IN LOVE BRAIN CHANGES
New research suggests that falling in love has amazing effects on the brain. It not only mutes the intensity of pain impulses; but, love feelings travel the same neural pathways as do powerful drugs. So watch out -- Like morphine, passion can be addictive.
Hey, maybe that's why young men in love do stupid things to show-off, physically dangerous stunts, to impress their beloved -- because if they misstep, fall or crash, it doesn't hurt as much. I'm not so sure love counts the same when it comes to today's extreme sports. It would be unethical for researchers to ask subjects to jump between tall buildings to test the extremes, if a guy might fall 10 stories. Even if love is as strong as cement, landing on it could break almost everything in your body, though it may not hurt all that much.
The study came from researchers at Stanford University, who tested 15 volunteers -- undergraduates who were in the early phases of passionate love.
Each of the subjects brought a photo of their loved one, and another photo of a friend with whom there was no romantic bond. While each participant held a stimulator that got hot enough to cause them pain, a scanner, fMRI (functional magnetic resonance imaging), was used to watch the brains of these besotted students who examined each of the photos and carried out a mental task -- while the stimulator got hotter, going from warm to uncomfortably hot to painfully searing.
CAN WITHSTAND MORE PAIN
Researchers found that both the mental distraction and examining the photo of their beloved let each subject withstand greater pain than looking at a photo of a friend. Both lowered the feeling of "moderate pain" by up to 45 percent, and reduced "high pain" by up to 13 percent. However, working on a mental problem only distracted the brain, while the sensation of love stimulated "primitive, 'reptilian' regions" of the brain. These are the same areas that cause us to become addicted to drugs.
Yes, love is like cocaine in that it provokes a similar chemical reaction inside your head.

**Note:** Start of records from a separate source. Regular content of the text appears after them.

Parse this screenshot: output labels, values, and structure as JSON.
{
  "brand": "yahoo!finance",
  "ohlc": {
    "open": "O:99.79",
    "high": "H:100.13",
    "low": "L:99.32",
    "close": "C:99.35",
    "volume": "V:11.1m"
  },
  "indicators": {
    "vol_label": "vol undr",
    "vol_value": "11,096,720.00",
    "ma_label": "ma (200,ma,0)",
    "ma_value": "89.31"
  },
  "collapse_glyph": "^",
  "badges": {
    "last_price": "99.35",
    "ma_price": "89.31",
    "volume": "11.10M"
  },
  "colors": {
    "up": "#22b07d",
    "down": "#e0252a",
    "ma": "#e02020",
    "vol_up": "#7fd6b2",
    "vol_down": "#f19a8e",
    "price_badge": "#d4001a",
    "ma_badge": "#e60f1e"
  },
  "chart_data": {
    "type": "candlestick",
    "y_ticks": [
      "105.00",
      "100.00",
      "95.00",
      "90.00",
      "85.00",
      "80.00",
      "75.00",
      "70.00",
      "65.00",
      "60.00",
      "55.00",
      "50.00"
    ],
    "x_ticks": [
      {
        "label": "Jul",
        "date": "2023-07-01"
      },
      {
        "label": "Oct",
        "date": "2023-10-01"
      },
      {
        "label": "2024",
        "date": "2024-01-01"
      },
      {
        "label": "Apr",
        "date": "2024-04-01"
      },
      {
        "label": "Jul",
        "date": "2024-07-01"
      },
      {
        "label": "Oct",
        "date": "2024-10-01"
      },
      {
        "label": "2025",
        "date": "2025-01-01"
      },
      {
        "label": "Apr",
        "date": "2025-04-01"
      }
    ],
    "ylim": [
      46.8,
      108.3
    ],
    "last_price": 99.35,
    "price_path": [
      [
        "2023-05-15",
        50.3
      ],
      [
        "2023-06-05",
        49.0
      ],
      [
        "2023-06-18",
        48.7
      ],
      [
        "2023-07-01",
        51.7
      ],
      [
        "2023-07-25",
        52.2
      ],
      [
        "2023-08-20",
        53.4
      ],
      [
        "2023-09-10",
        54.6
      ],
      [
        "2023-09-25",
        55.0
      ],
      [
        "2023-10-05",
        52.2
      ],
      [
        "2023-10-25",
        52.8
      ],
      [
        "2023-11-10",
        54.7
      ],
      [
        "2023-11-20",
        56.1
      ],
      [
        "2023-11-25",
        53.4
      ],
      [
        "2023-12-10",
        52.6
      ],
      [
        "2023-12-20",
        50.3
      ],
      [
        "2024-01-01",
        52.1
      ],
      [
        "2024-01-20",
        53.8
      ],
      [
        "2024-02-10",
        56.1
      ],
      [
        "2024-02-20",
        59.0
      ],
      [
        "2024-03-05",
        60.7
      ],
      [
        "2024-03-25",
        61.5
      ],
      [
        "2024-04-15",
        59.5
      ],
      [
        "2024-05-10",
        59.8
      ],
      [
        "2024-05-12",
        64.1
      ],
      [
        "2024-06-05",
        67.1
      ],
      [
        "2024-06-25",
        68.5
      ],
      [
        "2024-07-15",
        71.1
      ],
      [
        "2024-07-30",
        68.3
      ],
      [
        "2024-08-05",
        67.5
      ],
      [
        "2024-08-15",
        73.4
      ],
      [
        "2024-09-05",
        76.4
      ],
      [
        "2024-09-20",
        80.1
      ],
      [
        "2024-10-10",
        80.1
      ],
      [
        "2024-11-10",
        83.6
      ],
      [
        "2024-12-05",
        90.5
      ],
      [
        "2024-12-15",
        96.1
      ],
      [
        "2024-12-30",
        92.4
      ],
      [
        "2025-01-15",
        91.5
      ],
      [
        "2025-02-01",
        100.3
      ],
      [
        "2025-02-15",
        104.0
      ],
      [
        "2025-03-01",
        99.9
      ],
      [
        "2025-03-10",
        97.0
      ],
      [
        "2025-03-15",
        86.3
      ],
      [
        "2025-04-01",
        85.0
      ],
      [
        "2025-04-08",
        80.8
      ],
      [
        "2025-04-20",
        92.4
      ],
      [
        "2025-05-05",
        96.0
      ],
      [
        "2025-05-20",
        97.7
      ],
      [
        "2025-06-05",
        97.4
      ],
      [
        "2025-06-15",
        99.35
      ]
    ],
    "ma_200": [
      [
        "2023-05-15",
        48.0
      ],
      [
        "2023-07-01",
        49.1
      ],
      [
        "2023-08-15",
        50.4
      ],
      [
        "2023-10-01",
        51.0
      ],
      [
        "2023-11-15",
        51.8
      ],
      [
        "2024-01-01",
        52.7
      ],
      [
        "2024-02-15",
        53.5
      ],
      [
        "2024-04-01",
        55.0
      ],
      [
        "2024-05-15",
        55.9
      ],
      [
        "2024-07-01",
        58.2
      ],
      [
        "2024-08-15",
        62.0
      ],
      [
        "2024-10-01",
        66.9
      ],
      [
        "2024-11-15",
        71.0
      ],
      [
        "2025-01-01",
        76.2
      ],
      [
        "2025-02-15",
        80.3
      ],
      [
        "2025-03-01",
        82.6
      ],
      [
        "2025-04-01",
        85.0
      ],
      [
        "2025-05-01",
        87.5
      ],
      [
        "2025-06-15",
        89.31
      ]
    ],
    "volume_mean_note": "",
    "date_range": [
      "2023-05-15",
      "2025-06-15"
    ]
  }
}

"The areas of the brain activated by intense love are the same areas that drugs use to reduce pain," said Arthur Aron, coauthor of the new study and a professor of psychology at the State University of New York at Stony Brook.
"There is intense activation in the reward area of the brain -- the same area that lights up when you take cocaine, the same area that lights up when you win a lot of money."
Even though previous studies have found that loving feelings can mitigate feels of pain, this study was the first to look at the brain during the process.
BRAIN BLASTING DOPAMINE
In reporting this study, the Scientific American said "Love, too, can get the brain blasting higher levels of the feel-good dopamine neurotransmitter."
As study coauthor Sean Mackey, associate professor of anesthesia at Stanford University School of Medicine, explained: "When passionate love is described like this, it in some ways sounds like an addition. We thought, 'Maybe this does involved similar brain systems as those involved in addictions which are heavily dopamine-related."
SUBJECTS USUALLY YOUNG STUDENTS
Researchers who conduct studies at universities, where they are faculty-members, most often use young college students as their research subjects. I always wonder whether it is accurate to extrapolate from the findings and extend them to persons of other ages.
The older one gets, and the more experience one has under their belt, the more they change. And physically, there are number of changes which occur, including the brain. How do you suppose a 50-year-old person, who has painful chronic arthritis, and is passionately in love again -- after previously experiencing the emotion through several affairs and marriages, might react to pain? I'll bet it would not be the same as the 20-year-old, without chronic pain, in his first throes of passion. And is the older person as likely to succumb to love as an addiction?
If my suspicions prove to be true, this doesn't mean that there isn't fascination and great value to this new research. It's merely a warning not to extend findings to different populations.